In order to succeed in the TOEFL and receive a high score, students need to have a good understanding of common English vocabulary. The English language, however, is made up of hundreds of thousands of words – too many for even most native English speakers to be familiar with them all, let alone anyone learning English as a foreign language.
This is one of the reasons why it’s important that students studying for the TOEFL not only improve their vocabulary and grammar skills, but also practice test-taking strategies. One of these important strategies is the ability to read context clues.
Context clues can be found in the other words, phrases, and sometimes even punctuation that surround an unfamiliar word. Learning how to find and interpret these context clues in a TOEFL training course can help students figure out the meaning of unfamiliar words during the test and improve their score. Keep reading to find out how.
There are many different types of context clues that someone taking the TOEFL might use to determine the meaning of an unknown word.
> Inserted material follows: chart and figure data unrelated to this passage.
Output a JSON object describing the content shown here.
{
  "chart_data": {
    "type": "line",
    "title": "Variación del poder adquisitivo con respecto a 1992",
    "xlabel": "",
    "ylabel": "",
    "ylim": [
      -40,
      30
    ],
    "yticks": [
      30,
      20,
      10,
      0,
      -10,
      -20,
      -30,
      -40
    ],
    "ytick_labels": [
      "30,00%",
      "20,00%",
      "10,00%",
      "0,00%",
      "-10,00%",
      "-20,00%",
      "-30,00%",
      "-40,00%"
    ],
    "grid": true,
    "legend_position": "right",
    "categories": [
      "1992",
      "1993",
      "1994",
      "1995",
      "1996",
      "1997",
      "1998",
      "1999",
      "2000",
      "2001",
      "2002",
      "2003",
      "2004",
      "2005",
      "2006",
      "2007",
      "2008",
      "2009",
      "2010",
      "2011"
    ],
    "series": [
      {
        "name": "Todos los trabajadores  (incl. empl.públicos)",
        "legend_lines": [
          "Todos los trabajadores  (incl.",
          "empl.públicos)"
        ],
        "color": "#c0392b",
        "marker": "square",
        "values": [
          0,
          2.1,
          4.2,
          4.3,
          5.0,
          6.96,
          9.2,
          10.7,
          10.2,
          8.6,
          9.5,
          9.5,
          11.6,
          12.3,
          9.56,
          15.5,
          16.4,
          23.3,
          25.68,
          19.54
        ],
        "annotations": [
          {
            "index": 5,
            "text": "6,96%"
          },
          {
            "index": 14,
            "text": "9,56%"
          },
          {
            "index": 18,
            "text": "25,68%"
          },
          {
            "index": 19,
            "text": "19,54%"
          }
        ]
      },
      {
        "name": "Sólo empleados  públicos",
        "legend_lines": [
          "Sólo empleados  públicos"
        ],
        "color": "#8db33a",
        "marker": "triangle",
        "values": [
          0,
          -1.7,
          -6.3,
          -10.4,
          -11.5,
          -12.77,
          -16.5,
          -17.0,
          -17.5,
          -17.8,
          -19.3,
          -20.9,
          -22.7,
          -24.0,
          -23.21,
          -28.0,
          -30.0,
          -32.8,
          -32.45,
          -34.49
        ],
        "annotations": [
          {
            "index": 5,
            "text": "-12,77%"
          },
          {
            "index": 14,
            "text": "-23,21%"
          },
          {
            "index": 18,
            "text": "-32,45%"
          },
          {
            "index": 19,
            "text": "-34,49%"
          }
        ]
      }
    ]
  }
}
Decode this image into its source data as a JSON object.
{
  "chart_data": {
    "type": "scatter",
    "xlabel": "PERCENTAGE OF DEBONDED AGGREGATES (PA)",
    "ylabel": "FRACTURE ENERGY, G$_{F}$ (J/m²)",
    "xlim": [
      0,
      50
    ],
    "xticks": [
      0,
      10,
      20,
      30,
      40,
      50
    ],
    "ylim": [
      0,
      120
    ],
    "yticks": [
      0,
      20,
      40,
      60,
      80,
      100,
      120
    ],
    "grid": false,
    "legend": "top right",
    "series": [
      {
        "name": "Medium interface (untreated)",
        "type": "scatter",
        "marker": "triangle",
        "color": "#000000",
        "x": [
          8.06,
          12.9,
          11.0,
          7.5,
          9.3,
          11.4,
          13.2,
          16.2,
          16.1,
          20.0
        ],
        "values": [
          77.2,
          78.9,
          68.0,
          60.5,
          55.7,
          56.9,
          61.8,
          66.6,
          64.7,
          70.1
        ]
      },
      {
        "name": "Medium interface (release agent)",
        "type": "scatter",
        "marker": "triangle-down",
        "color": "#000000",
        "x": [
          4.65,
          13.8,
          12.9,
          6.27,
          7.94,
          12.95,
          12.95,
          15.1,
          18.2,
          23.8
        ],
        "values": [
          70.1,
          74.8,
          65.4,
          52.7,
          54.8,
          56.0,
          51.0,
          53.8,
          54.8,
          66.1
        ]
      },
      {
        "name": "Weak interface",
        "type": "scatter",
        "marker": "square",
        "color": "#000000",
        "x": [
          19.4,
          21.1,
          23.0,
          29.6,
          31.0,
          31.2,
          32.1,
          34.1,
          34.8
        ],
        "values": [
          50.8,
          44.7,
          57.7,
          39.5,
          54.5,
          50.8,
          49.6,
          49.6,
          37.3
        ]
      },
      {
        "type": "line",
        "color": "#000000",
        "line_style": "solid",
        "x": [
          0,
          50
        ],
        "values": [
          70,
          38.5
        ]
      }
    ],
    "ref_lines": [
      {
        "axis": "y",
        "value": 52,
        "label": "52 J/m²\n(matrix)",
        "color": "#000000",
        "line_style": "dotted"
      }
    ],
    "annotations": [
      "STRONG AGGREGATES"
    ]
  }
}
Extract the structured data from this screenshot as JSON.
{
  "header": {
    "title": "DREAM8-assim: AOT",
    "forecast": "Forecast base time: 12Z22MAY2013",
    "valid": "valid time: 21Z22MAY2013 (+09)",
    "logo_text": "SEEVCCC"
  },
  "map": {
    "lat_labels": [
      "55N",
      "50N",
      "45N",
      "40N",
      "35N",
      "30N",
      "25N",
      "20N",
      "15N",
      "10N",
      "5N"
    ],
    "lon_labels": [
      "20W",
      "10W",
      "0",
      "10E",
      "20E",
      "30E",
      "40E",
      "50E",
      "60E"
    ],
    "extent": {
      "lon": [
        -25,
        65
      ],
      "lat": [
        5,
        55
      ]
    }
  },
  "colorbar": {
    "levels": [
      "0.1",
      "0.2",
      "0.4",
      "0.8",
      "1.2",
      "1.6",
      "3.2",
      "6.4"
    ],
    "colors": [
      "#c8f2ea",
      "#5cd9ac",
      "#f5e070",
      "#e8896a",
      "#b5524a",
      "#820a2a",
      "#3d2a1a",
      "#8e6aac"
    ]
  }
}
In some cases, a passage might actually provide a synonym – a word that means the same thing as another word – for the unknown vocabulary. If a student taking the test understands how to identify this synonym, then they will be able to figure out the meaning of the unknown word. Sometimes the synonym might appear in the same sentence, or it might appear in another sentence where we would otherwise expect to see the unknown word.
A passage might also provide an antonym – a word that means the opposite of another word. For example, “The shopping mall was vast, in contrast to the tiny store.” The connecting words “in contrast” tell the reader than “vast” means the opposite of “tiny.”
Synonyms and antonyms are some of the more straightforward and easy-to-find context clues that a passage might provide. In other cases, students will need to know how to use their understanding of an entire passage’s meaning in order to figure out the meaning of a specific unknown word – a skill they can learn and practice in their TOEFL preparation course.
Take the sentence, “John went to the cafeteria and ordered a sandwich and a soda.” If a student is unfamiliar with the word cafeteria, they can still use the hint that John ordered a sandwich and soda there to figure out that it must be something similar to a restaurant. This is, of course, a very simple example, however. In other cases, students might need to look at the clues spread throughout an entire text to figure out the meaning of the unknown word.
Students studying English for university can benefit greatly from learning test-taking strategies, like how to use context clues, to improve their TOEFL score.
By practicing these skills in a TOEFL class, with a qualified instructor who is familiar with the test, students can learn about the many different types of context clues that might appear in a text, using them to answer questions even if they do not already know the meaning of a particular word. Since no student can learn every single word in the English language, this skill can be very helpful for those looking to improve their TOEFL scores!